Le gouvernement autorise, sous conditions, des personnes non qualifiées à travailler dans les établissements d'accueil du jeune enfant

Un arrêté paru au Journal officiel du 4 août permet de déroger à certaines obligations en matière d'encadrement dans les établissements d'accueil de jeunes enfants. Certaines dispositions de ce texte suscitent des interrogations chez les professionnels et les élus.

Par Franck Lemarc

Comment faire face à la pénurie criante de personnel dans un grand nombre de crèches ? La pénurie de professionnels de la petite enfance (auxiliaires de puériculture, éducateurs jeune enfant, etc.), on le sait, concerne aujourd’hui tous les gestionnaires, qu’ils soient publics ou privés. En avril dernier (lire Maire info du 14 avril), la Fédération nationale des entreprises de crèche estimait à 30 000 le nombre de professionnels à former « en urgence absolue ». L’enquête de la CNAF, publiée avant l’été, a permis d’objectiver ces besoins et a révélé que près de 50% des établissements déclarent un manque de personnel. 8 908 postes seraient vacants, soit environ 8,5% des effectifs totaux auprès des enfants. Le gouvernement a apporté certains éléments de réponse, en publiant le 4 août cet arrêté « relatif aux professionnels autorisés à exercer dans les modes d'accueil du jeune enfant » 

Dérogations

Ce texte liste les professionnels susceptibles d’encadrer les enfants dans les EAJE (établissement d’accueil du jeune enfant). Mais la nouveauté réside à l’article 2 de l’arrêté : « À titre exceptionnel, dans un contexte local de pénurie de professionnels (…), des dérogations aux conditions de diplôme ou d'expérience (…) peuvent être accordées en faveur d'autres personnes, en considération de leur formation, leurs expériences professionnelles passées, notamment auprès d'enfants, leur motivation à participer au développement de l'enfant au sein d'une équipe de professionnels de la petite enfance et de leur capacité à s'adapter à un nouvel environnement professionnel ». 

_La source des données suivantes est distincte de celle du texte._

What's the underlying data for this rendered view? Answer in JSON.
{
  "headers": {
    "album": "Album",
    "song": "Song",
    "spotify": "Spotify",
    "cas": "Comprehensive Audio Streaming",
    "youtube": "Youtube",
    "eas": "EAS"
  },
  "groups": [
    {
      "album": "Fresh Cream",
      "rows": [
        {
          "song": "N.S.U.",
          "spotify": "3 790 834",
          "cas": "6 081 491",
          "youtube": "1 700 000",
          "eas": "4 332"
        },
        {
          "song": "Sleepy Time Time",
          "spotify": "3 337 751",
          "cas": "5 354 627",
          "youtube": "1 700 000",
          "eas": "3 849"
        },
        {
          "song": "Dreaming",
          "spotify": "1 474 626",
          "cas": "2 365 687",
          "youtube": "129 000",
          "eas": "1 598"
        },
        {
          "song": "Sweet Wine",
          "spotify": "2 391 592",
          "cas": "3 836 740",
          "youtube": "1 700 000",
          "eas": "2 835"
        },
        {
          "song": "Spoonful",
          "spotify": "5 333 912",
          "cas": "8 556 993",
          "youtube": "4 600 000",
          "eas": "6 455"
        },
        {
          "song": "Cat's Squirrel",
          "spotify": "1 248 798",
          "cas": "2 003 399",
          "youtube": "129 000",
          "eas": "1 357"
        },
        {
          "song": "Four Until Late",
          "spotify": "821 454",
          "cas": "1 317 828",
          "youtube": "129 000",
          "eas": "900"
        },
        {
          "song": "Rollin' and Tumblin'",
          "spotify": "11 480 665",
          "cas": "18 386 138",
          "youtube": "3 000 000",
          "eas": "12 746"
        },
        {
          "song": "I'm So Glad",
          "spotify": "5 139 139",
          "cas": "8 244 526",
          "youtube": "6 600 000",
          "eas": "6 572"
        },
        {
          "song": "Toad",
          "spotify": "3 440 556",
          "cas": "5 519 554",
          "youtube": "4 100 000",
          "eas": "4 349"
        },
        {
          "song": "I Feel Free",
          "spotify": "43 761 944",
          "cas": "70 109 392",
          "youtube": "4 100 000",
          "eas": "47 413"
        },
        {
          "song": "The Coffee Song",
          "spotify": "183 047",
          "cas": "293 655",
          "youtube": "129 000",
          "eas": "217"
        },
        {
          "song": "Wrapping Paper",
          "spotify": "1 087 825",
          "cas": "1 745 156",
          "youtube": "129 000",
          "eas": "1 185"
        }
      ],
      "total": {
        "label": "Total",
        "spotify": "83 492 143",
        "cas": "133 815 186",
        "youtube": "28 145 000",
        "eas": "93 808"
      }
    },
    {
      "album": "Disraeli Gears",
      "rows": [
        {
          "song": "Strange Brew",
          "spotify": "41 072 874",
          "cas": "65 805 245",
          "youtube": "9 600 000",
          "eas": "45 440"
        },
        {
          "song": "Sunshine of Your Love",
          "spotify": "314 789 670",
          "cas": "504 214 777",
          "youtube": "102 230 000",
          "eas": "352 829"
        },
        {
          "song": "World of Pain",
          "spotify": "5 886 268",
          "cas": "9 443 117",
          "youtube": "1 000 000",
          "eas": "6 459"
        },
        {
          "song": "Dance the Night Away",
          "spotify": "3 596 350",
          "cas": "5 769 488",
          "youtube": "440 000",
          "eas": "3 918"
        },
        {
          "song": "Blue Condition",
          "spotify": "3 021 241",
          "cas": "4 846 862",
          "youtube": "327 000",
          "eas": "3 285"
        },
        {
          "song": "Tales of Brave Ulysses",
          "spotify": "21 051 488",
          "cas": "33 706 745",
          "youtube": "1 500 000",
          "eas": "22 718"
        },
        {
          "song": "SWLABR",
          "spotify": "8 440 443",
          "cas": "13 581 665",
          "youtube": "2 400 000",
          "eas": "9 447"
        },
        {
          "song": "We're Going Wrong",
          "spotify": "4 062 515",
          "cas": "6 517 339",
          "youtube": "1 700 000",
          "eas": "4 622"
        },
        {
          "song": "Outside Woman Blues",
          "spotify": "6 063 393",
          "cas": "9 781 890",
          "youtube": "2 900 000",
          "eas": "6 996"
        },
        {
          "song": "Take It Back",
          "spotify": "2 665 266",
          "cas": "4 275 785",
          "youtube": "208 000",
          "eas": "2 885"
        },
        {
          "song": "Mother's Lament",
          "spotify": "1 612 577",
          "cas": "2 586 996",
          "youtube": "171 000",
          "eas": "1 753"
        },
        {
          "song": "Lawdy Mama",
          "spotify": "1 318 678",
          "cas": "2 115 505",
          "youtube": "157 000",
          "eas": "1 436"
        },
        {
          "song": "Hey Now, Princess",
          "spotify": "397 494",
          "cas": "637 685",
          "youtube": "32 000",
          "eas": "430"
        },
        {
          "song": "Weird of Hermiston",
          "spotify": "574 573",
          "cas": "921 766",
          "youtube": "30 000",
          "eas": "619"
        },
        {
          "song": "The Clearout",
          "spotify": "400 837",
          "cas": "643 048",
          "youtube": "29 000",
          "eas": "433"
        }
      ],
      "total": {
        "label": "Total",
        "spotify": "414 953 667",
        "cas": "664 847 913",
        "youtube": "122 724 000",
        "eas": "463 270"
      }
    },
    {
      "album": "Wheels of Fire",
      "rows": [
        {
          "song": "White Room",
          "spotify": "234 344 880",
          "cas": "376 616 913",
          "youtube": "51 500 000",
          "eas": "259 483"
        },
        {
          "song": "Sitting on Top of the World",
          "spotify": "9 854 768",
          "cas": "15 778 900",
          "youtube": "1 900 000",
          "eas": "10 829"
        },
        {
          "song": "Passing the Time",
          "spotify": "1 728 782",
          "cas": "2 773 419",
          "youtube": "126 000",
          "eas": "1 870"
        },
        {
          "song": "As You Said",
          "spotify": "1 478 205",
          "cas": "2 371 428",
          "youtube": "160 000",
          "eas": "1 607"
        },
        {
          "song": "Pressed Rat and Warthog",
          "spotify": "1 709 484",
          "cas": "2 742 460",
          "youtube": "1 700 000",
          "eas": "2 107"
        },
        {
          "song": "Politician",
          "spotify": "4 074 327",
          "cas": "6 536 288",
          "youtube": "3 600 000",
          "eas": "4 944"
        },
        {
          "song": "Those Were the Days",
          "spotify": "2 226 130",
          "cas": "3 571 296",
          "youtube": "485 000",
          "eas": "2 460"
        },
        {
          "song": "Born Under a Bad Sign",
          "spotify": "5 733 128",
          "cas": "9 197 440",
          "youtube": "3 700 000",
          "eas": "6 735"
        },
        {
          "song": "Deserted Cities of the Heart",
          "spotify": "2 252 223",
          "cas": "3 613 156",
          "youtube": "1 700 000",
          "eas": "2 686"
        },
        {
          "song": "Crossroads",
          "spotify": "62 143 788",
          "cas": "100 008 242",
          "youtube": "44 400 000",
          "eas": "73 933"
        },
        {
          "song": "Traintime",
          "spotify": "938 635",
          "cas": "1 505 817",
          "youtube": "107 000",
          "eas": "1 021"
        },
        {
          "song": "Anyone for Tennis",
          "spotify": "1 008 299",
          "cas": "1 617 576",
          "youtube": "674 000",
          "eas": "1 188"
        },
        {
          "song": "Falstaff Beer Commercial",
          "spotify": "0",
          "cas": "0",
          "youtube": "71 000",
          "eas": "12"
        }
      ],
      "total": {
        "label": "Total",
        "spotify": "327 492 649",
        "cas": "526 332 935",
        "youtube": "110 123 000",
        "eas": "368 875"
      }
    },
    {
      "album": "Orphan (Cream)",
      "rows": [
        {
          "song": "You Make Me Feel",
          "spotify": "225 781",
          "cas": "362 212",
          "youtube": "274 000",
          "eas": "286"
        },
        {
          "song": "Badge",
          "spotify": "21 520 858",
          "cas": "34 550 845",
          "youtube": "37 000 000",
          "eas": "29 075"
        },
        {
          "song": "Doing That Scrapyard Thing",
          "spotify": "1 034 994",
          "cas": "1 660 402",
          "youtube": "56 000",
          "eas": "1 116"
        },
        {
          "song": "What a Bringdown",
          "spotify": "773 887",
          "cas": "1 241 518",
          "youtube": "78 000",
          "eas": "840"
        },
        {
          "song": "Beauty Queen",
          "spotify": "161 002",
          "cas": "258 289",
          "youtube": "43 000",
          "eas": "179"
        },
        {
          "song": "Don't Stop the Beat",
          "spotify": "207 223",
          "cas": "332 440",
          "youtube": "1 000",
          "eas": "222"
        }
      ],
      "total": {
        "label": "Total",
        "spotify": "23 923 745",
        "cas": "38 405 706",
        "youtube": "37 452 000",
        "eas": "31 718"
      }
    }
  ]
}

Si un EAJE prouve qu’il ne dispose pas des profils adéquats, il est désormais autorisé, sous conditions, à employer des personnes ne disposant pas des diplômes habituellement exigés, voire, dans certains cas, des personnes sans qualification. Pour ces dernières, toutefois, le nombre ne doit en aucun cas dépasser « 15 % de l'effectif moyen annuel chargé de l'encadrement des enfants au sein de l'établissement ». 

L’arrêté donne des précisions sur l’expérience qui est exigée des professionnels dans le cadre de ces dérogations, par exemple pour des personnes titulaires d’un diplôme infirmier et justifiant d’une expérience dans des services hospitaliers pédiatriques ou des maternités. Mais le texte est clair : la possession d’un diplôme n’est plus une condition sine qua non pour exercer certains postes en EAJE, une « expérience auprès de jeunes enfants »  pouvant suffire. Dans ce cas, un encadrement strict des personnes est prévu ainsi qu’un accompagnement vers une formation. 

« Très grande inquiétude » 

Ces nouvelles dispositions inquiètent aussi bien les professionnels que les élus. L’AMF, qui a été consultée en amont de la parution de ce texte, a fait part « de ses réserves et de ses inquiétudes », rapporte à Maire info Clotilde Robin, première adjointe au maire de Roanne et co-présidente du groupe de travail Petite enfance à l’AMF. « Cela fait longtemps que nous alertons l’État sur la situation de pénurie, poursuit l’élue, mais nous avons toujours dit que cette pénurie ne pouvait être résorbée au détriment de la qualité de l’accueil des enfants ». L’AMF se positionne donc « plutôt défavorablement »  sur ces mesures, même si, « heureusement, ces dérogations sont accompagnées de conditions ». L’AMF a, par ailleurs, interrogé la Direction générale de la cohésion sociale pour savoir si ces dérogations sont uniquement des mesures de court terme, destinée à pallier l’urgence, ou si elles sont de plus long terme… sans obtenir de réponse claire. 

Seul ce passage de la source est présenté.